Dr Bains attended an anti-aging conference in November 2014, which is where he had his eureka moment that led to the creation of Five Alarm Bio.
“While thinking why the speaker in a talk had got it all wrong, I had a flash of insight how the chemistry and the aging fitted, and the basic idea for FAB was born,” he explains. “It took another year to flesh out why this was a business, and we incorporated in 2016.”
When asked to shed more light on the science behind their business, Dr Bains wasn’t willing to go any further until patent protection has been secured, although he did confirm that it is not telomeres.
“We are in the research stage, about to embark on a major program of chemical synthesis to optimise our initial probe molecule,” he says. “All the data so far has been seed-funded research in vitro. We have got good data to show that the “probe” molecule we are using a) is non-toxic on prolonged use, b) slows the rate at which cells age in vitro, and c) may reduce the damaging effects that senescent cells can have on the cells around them.”
Dr Bains explains that all the work is done on primary human cells, which he feels is the best model for human cellular aging (other than people), but it is still in the Petri dish, not in an animal. Five Alarm Bio’s next steps are to secure broad patent coverage of its mechanism of action and on the optimum molecules to take forward.

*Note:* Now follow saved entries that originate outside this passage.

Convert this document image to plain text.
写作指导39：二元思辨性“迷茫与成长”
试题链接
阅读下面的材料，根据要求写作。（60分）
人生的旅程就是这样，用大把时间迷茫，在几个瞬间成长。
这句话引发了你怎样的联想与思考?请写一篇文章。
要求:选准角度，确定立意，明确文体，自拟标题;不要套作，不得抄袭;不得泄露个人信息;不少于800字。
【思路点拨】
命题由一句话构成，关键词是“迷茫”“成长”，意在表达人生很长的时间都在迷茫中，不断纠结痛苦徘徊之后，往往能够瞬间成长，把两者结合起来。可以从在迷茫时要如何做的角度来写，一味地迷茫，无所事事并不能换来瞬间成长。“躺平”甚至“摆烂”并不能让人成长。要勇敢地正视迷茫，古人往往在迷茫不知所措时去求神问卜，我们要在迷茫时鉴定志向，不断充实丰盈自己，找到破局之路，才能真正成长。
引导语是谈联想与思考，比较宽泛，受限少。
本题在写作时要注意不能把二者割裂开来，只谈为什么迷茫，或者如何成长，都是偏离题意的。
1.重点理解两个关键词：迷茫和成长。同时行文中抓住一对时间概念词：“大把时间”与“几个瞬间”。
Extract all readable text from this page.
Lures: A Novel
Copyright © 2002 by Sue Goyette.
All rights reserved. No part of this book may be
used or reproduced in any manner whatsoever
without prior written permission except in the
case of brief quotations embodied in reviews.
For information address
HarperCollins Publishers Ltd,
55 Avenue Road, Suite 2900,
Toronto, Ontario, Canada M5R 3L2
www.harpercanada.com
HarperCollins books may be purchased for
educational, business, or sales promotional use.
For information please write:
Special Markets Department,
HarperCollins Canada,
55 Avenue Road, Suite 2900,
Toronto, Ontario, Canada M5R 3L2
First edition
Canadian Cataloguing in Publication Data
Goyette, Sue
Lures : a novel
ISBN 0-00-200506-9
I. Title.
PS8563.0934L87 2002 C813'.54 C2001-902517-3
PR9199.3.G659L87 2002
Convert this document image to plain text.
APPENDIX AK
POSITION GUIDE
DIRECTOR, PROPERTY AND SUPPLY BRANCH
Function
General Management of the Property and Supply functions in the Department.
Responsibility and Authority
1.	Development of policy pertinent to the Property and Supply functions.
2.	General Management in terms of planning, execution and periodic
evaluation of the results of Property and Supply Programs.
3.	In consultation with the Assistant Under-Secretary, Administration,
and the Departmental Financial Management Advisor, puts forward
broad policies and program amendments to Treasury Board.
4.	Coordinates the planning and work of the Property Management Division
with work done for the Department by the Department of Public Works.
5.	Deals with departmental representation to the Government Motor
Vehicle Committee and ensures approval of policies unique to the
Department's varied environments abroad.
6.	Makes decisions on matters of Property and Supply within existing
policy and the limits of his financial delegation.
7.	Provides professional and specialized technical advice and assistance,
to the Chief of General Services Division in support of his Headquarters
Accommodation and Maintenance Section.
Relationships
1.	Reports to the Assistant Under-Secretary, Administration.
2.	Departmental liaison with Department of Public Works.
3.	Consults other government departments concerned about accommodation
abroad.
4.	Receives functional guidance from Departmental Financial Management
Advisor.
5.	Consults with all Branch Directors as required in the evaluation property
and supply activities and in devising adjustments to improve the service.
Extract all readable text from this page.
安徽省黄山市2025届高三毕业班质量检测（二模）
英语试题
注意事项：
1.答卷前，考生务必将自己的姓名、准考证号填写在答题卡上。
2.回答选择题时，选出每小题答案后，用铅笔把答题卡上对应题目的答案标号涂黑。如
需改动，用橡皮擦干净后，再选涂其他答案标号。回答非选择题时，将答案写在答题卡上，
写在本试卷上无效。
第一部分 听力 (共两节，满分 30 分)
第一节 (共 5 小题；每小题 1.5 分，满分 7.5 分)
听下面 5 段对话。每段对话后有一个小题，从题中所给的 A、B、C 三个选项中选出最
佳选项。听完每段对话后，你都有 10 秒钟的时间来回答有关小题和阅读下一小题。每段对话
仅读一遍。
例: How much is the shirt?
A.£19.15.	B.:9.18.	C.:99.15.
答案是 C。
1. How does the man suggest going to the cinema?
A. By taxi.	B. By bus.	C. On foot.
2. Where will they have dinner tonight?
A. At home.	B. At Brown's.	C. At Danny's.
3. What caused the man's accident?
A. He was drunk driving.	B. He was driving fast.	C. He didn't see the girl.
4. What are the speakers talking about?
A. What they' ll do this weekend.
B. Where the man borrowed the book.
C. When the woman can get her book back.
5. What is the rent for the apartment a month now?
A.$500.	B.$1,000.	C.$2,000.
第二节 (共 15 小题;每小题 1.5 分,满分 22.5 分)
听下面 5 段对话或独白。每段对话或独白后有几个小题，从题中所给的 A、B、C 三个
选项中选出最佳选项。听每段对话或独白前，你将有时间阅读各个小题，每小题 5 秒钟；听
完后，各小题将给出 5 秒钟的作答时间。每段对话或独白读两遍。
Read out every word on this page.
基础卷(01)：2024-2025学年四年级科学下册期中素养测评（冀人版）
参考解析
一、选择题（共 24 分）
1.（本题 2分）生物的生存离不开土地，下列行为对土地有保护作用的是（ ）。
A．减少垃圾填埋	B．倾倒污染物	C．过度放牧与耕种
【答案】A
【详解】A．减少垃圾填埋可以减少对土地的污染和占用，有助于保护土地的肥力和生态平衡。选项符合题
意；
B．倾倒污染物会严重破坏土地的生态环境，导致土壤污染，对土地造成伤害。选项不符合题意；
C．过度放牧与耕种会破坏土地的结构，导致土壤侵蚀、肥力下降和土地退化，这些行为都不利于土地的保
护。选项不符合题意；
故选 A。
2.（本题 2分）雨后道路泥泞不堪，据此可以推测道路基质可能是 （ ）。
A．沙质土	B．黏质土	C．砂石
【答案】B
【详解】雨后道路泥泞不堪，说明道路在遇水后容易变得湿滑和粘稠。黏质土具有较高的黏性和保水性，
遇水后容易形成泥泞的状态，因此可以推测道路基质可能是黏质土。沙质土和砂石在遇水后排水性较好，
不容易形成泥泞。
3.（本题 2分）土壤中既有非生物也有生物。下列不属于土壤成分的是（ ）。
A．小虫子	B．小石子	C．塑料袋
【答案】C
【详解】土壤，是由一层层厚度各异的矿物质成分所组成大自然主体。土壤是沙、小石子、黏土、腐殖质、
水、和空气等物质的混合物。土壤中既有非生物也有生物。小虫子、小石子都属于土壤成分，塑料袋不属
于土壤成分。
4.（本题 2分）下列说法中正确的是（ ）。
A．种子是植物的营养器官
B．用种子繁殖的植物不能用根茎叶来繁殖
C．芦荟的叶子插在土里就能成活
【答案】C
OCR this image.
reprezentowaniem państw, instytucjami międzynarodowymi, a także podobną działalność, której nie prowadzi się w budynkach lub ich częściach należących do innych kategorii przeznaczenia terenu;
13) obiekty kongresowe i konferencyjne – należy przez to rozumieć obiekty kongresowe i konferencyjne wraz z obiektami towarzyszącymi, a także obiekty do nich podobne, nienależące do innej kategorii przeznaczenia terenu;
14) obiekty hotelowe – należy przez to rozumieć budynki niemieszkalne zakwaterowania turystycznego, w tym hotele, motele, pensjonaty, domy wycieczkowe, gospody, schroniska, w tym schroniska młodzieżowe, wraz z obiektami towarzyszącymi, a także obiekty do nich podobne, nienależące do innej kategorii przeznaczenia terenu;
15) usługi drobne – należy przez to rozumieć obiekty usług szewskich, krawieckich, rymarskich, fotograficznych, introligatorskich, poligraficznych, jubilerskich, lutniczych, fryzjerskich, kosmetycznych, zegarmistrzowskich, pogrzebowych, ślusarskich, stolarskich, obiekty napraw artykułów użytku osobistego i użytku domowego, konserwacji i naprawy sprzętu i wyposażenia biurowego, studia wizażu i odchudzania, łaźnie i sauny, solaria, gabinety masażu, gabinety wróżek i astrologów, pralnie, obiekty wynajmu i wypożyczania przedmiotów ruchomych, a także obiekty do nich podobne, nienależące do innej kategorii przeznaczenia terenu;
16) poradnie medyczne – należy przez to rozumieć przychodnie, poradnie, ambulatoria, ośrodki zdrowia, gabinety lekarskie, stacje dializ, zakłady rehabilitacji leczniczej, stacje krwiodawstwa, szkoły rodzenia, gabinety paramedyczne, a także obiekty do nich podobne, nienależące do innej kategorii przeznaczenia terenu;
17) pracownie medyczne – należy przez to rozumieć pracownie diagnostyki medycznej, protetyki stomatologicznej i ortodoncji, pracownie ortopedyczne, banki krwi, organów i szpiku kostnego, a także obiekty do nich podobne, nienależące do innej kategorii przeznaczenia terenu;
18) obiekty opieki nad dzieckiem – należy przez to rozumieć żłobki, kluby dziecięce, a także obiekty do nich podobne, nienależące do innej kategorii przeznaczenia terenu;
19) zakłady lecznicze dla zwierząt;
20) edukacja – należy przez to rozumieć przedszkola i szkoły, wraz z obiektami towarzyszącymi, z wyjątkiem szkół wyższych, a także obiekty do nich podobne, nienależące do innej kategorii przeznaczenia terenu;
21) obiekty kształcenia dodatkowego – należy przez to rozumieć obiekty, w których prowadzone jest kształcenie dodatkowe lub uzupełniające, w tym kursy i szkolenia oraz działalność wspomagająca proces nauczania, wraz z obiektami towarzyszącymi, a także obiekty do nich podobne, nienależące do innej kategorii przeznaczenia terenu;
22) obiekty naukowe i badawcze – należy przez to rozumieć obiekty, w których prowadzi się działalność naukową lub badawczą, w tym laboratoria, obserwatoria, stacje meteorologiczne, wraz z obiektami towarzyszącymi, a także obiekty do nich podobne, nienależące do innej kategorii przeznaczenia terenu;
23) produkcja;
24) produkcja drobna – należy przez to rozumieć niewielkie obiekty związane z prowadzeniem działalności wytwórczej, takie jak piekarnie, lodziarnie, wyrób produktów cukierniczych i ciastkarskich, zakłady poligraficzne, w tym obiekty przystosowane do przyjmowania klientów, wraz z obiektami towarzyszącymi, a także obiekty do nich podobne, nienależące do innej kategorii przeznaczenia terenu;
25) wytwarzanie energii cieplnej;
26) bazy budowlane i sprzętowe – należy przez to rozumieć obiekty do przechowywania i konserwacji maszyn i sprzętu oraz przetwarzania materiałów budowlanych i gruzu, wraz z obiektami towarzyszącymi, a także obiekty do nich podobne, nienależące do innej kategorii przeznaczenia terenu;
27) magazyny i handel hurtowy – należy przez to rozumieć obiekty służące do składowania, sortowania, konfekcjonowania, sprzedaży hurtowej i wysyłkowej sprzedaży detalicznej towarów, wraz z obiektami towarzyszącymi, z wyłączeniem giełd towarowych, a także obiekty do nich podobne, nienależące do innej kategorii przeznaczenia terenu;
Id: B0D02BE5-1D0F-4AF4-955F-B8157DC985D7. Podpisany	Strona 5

“This may include in vivo studies and even human volunteer trials, depending on the specific goals we end up pursuing,” says Dr Bains. “Key milestones are that patent coverage, which we are confident we can get once we have some more experimental data.”
In terms of specific targets for the company’s technology, its initial proof of concept experiments were on cell senescence, and so is looking at other targets where cell senescence is important, but Dr Bains is also keen to explore its potential benefit in Alzheimer’s.
“There is a hint (no more than that yet) that we can genuinely slow the rate of progression of the disease, so our drug given to patients with Mild Cognitive Impairment (MCI) could slow the rate at which they progress to dementia,” he says. “But this is a huge challenge to prove.”
Dr Bains is also interested in a near-term opportunity to target skin aging for the cosmetics market.
“Skin aging is driven by photo-damage and chemical damage to the skin, both of which we should be able to slow,” he explains. “We are actively exploring the commercial aspects of getting into the cosmetics market at the moment.”
The company has been entirely funded by its founders so far, but is now readying itself for significant investment.
“Two years’ lab work paid for out of our own pockets – that was quite scary!” says Dr Bains. “We are seeking investment from external investors at the moment. We are looking for £2.6m, it is still early stages, but the signs are encouraging that we will be able to close this spring.”
He expects that funding is likely to come from high net worth individuals or private investment groups, with venture capital as an outside option.
“The goal will be to capture all the IP around our approach, put together a commercial licensing package for the cosmetics applications, and develop the therapeutics programme to ‘hit’ stage,” he adds.